In this blog post, we are going to learn about the Vision Transformer (ViT). It is a pure Transformer based architecture used for image classification tasks. Vision Transformer (ViT) has the ability to replace the standard CNNs while achieving excellent results. The Vision Transformer (ViT) attains excellent results when pre-trained on larger datasets and transferred to tasks with a smaller dataset, such as CIFAR 100, CIFAR10, etc.
The paper is published at ICLR 2021.
Research paper link: https://arxiv.org/pdf/2010.11929.pdf
The input image is first split into fixed-size patches, passes through some linear layers, then adds position embeddings and then fed into the Transformer Encoder. An extra learnable embedding/token ([class]) is added at the beginning for performing image classification.
What is Vision Transformer (ViT)
Here, we will discuss the Vision Transformer (ViT) architecture in detail. The sequence is as follows:
- Input image Transformation.
- What is Class Token?
- Position Embeddings
- Transformer Encoder
Input Image Transformation
The first step is the transformation of a 2D image into a sequence of flattened patches.
Input Image (I) = H x W x C, would be transformed into Patches (P) = N x (P2 x C).
N = (H x W) / (P x P)
- H x W: refers to the height and width of the Input Image (I).
- C: refers to the number of channels in the Input Image (I)

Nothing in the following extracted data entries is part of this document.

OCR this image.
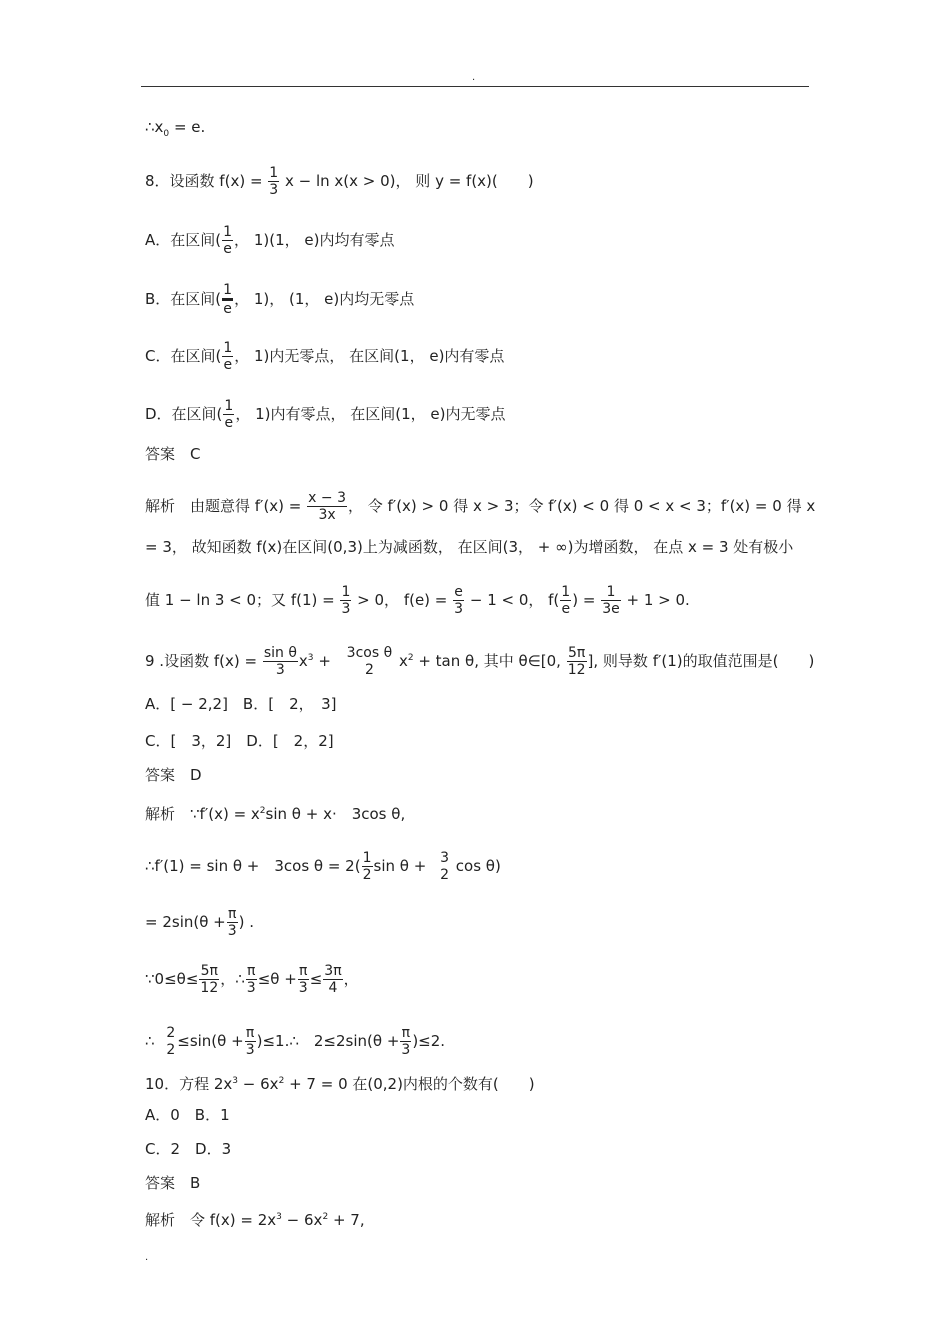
.
$\therefore x_0 = e$.
8．设函数 $f(x) = \frac{1}{3}$ x − ln x(x > 0)， 则 y = f(x)(　　)
A．在区间( $\frac{1}{e}$ ， 1)(1， e)内均有零点
B．在区间( $\frac{1}{e}$ ， 1)， (1， e)内均无零点
C．在区间( $\frac{1}{e}$ ， 1)内无零点， 在区间(1， e)内有零点
D．在区间( $\frac{1}{e}$ ， 1)内有零点， 在区间(1， e)内无零点
答案　C
解析　由题意得 $f'(x) = \frac{x - 3}{3x}$ ， 令 f′(x) > 0 得 x > 3；令 f′(x) < 0 得 0 < x < 3；f′(x) = 0 得 x
= 3， 故知函数 f(x)在区间(0,3)上为减函数， 在区间(3， + ∞)为增函数， 在点 x = 3 处有极小
值 1 − ln 3 < 0；又 $f(1) = \frac{1}{3} > 0$， $f(e) = \frac{e}{3} - 1 < 0$， $f( \frac{1}{e}$ ) = $\frac{1}{3e} + 1 > 0$.
9 .设函数 $f(x) = \frac{\text{sin θ}}{3} x^3 + \frac{\text{3cos θ}}{2} x^2 + \tan \theta$, 其中 θ∈[0, $\frac{5\pi}{12}$ ], 则导数 f′(1)的取值范围是(　　)
A．[ − 2,2]　B．[　2，　3]
C．[　3，2]　D．[　2，2]
答案　D
解析　∵f′(x) = $x^2\sin$ θ + x·　3cos θ,
∴f′(1) = sin θ +　3cos $\theta = 2( \frac{1}{2}$ $\sin \theta + \frac{3}{2}$ cos θ)
= $2\sin(\theta + \frac{\pi}{3}$ ) .
∵0≤θ≤ $\frac{5\pi}{12}$ ，∴ $\frac{\pi}{3} \le\theta + \frac{\pi}{3} \le \frac{3\pi}{4}$ ，
∴ $\frac{2}{2} \le\sin(\theta + \frac{\pi}{3}$ )≤1.∴　$2\le 2\sin(\theta + \frac{\pi}{3} )\le 2$.
10．方程 $2x^3 - 6x^2 + 7 = 0$ 在(0,2)内根的个数有(　　)
A．0　B．1
C．2　D．3
答案　B
解析　令 $f(x) = 2x^3 - 6x^2 + 7$,
.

- P2: refers to the height and width of an individual patch.
- N: refers to the number of patches.
The number of patches (N) serves as the effective input sequence length for the ViT. All the flattened patches are mapped into D dimensions by passing through some learnable linear layers. The output features from these linear layers are called patch embeddings.
What is Class Token?
A learnable [class] token is added at the beginning of the sequence of the patch embeddings. The [class] token gathers information from the sequence of the patches over the different layers and learns the general image representation. It is basically an empty learnable token whose output would be used for the purpose of image classification.

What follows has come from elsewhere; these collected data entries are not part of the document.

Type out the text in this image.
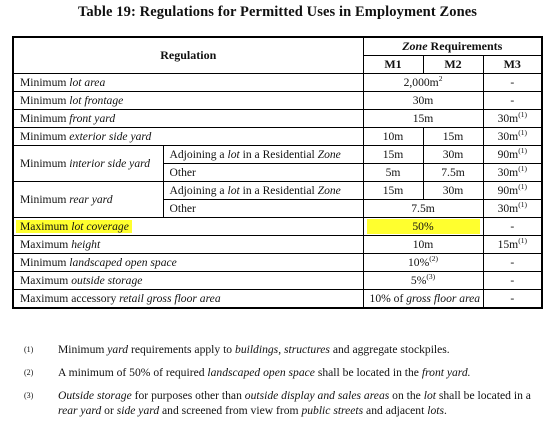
Table 19: Regulations for Permitted Uses in Employment Zones
Regulation		Zone Requirements		
		M1	M2	M3
Minimum lot area		$2,000m^2$		-
Minimum lot frontage		30m		-
Minimum front yard		15m		$30m^{(1)}$
Minimum exterior side yard		10m	15m	$30m^{(1)}$
Minimum interior side yard	Adjoining a lot in a Residential Zone	15m	30m	$90m^{(1)}$
	Other	5m	7.5m	$30m^{(1)}$
Minimum rear yard	Adjoining a lot in a Residential Zone	15m	30m	$90m^{(1)}$
	Other	7.5m		$30m^{(1)}$
Maximum lot coverage		50%		-
Maximum height		10m		$15m^{(1)}$
Minimum landscaped open space		10%$^{(2)}$		-
Maximum outside storage		5%$^{(3)}$		-
Maximum accessory retail gross floor area		10% of gross floor area		-
(1) Minimum yard requirements apply to buildings, structures and aggregate stockpiles.
(2) A minimum of 50% of required landscaped open space shall be located in the front yard.
(3) Outside storage for purposes other than outside display and sales areas on the lot shall be located in a rear yard or side yard and screened from view from public streets and adjacent lots.
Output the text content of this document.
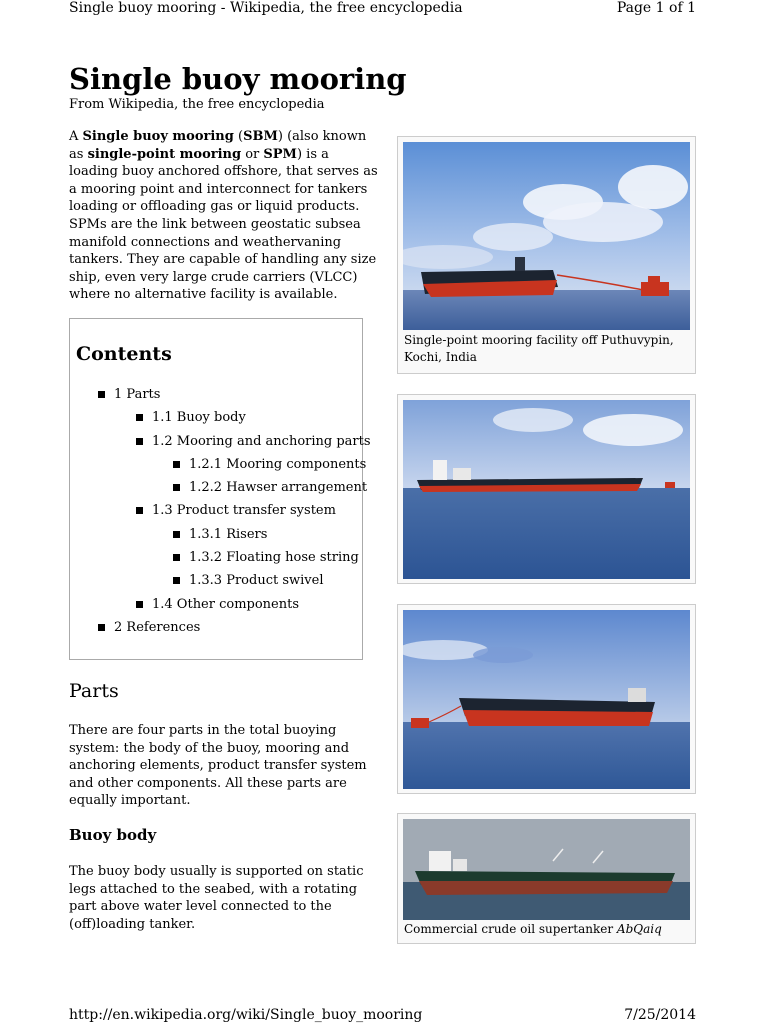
Single buoy mooring - Wikipedia, the free encyclopedia	Page 1 of 1
Single buoy mooring
From Wikipedia, the free encyclopedia

A Single buoy mooring (SBM) (also known as single-point mooring or SPM) is a loading buoy anchored offshore, that serves as a mooring point and interconnect for tankers loading or offloading gas or liquid products. SPMs are the link between geostatic subsea manifold connections and weathervaning tankers. They are capable of handling any size ship, even very large crude carriers (VLCC) where no alternative facility is available.

Contents
1 Parts
1.1 Buoy body
1.2 Mooring and anchoring parts
1.2.1 Mooring components
1.2.2 Hawser arrangement
1.3 Product transfer system
1.3.1 Risers
1.3.2 Floating hose string
1.3.3 Product swivel
1.4 Other components
2 References
Parts

There are four parts in the total buoying system: the body of the buoy, mooring and anchoring elements, product transfer system and other components. All these parts are equally important.

Buoy body

The buoy body usually is supported on static legs attached to the seabed, with a rotating part above water level connected to the (off)loading tanker.

Single-point mooring facility off Puthuvypin, Kochi, India
Commercial crude oil supertanker AbQaiq
http://en.wikipedia.org/wiki/Single_buoy_mooring	7/25/2014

Later when the ViT is used for image classification, an MLP (Multilayer Perceptron) is used. The MLP uses the information from the [class] token and leaves the rest. In this way, the model is not biased towards any specific image patch.
Now position embeddings are also added to patch embeddings to retain the positional information. The authors have used simple 1-dimension learnable position embeddings. The positional encoding helps in ViT to determine the correct sequence of patches, such as the 1st patch referring to the top-left and so on.

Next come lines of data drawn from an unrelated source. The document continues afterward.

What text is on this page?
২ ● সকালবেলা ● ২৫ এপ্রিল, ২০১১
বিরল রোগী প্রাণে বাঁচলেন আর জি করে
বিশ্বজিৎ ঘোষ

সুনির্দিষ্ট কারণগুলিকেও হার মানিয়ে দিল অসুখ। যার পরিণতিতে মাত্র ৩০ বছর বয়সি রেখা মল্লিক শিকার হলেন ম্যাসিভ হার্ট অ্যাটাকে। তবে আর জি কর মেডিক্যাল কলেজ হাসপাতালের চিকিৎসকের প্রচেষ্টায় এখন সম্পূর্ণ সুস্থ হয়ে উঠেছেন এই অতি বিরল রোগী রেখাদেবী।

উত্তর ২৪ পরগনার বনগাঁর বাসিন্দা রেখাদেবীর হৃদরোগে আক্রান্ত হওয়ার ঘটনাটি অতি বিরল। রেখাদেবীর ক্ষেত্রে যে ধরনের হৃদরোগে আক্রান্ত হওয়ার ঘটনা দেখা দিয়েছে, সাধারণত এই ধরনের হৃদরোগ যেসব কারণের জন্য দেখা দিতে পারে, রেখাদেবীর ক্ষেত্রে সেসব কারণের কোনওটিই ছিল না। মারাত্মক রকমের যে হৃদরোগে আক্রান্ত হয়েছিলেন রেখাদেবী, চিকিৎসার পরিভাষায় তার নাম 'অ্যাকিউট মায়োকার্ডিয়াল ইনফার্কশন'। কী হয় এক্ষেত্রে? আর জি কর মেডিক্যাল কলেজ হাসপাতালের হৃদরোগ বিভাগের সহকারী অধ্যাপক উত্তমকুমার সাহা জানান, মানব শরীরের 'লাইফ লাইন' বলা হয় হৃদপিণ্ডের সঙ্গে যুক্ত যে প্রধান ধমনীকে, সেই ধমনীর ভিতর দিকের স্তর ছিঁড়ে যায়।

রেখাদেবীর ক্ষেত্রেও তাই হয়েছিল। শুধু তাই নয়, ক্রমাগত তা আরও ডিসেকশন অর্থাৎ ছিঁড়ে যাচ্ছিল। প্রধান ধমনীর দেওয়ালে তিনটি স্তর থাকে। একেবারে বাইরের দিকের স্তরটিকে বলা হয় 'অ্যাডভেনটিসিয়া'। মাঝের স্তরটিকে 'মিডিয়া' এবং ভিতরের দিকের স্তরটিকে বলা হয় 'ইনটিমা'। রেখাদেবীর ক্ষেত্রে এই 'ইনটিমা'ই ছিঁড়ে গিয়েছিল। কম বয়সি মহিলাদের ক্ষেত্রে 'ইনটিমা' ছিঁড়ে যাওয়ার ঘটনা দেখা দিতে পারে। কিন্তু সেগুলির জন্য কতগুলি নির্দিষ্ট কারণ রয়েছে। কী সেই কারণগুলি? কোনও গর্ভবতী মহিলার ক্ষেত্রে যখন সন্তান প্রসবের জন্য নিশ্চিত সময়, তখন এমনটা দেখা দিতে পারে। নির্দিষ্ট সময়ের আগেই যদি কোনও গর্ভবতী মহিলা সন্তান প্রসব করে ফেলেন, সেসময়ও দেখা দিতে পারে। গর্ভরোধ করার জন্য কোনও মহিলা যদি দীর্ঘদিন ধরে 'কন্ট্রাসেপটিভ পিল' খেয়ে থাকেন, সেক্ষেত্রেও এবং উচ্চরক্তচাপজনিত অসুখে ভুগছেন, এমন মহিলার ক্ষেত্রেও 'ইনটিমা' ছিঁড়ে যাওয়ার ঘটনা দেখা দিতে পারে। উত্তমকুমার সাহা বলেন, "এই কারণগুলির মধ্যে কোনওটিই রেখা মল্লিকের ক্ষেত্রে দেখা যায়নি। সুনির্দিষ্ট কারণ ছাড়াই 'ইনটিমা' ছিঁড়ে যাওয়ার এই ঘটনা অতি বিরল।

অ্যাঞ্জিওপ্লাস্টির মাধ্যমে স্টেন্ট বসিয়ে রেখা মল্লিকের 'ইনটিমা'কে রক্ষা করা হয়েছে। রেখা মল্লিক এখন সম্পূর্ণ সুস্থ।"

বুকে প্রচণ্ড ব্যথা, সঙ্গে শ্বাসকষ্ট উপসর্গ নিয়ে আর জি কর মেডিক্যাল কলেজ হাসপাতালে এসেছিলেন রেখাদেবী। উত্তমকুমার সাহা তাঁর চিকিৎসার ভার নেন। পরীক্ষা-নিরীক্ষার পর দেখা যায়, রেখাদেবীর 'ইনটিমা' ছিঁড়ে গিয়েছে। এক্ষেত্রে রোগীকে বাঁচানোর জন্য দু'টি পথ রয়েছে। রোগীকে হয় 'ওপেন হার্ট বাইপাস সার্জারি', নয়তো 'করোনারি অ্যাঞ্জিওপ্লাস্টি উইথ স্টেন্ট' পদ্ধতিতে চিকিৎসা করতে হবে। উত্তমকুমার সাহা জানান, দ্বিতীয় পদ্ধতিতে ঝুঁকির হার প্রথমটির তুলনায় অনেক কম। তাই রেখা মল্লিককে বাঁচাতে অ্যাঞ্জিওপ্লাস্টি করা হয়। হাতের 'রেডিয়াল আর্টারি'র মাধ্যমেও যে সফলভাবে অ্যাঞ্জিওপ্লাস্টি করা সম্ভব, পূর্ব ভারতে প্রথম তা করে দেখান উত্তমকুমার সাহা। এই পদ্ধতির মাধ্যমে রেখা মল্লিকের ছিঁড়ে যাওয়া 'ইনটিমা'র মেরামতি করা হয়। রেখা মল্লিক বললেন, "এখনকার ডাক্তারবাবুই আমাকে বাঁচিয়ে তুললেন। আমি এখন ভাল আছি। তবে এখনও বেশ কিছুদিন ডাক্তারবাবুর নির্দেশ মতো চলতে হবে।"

The transformer encoder begins with Normalization Layer (LayerNorm), Multi-Head Self Attention (MSA) and then is followed by a residual connection from the input. Next, we again have the Normalization Layer (LayerNorm), followed by a sequence of MLP (Multilayer Perceptron) and the residual connection. The MLP consists of two Linear (fully connected) layers
and a GELU (Gaussian Error Linear Units) in between.
The authors have pre-trained the ViT on large datasets and fine-turned downstream tasks. The ViT is trained on the following datasets:
- ImageNet1k – 1k classes and 1.3 million images.
- ImageNet21k – 21k classes and 14 million images.
- JFT – 18k classes and 303 million images.
The above table shows the results of ViT pre-trained on the JFT dataset and outperforms ResNet-based architecture on all the downstream datasets.
In this paper, the authors focused on using the Transformer architecture for task image classification. For this purpose, the authors developed the Vision Transformer (ViT), which obtains state-of-the-art performance when compared with the ResNet the standard CNN architecture.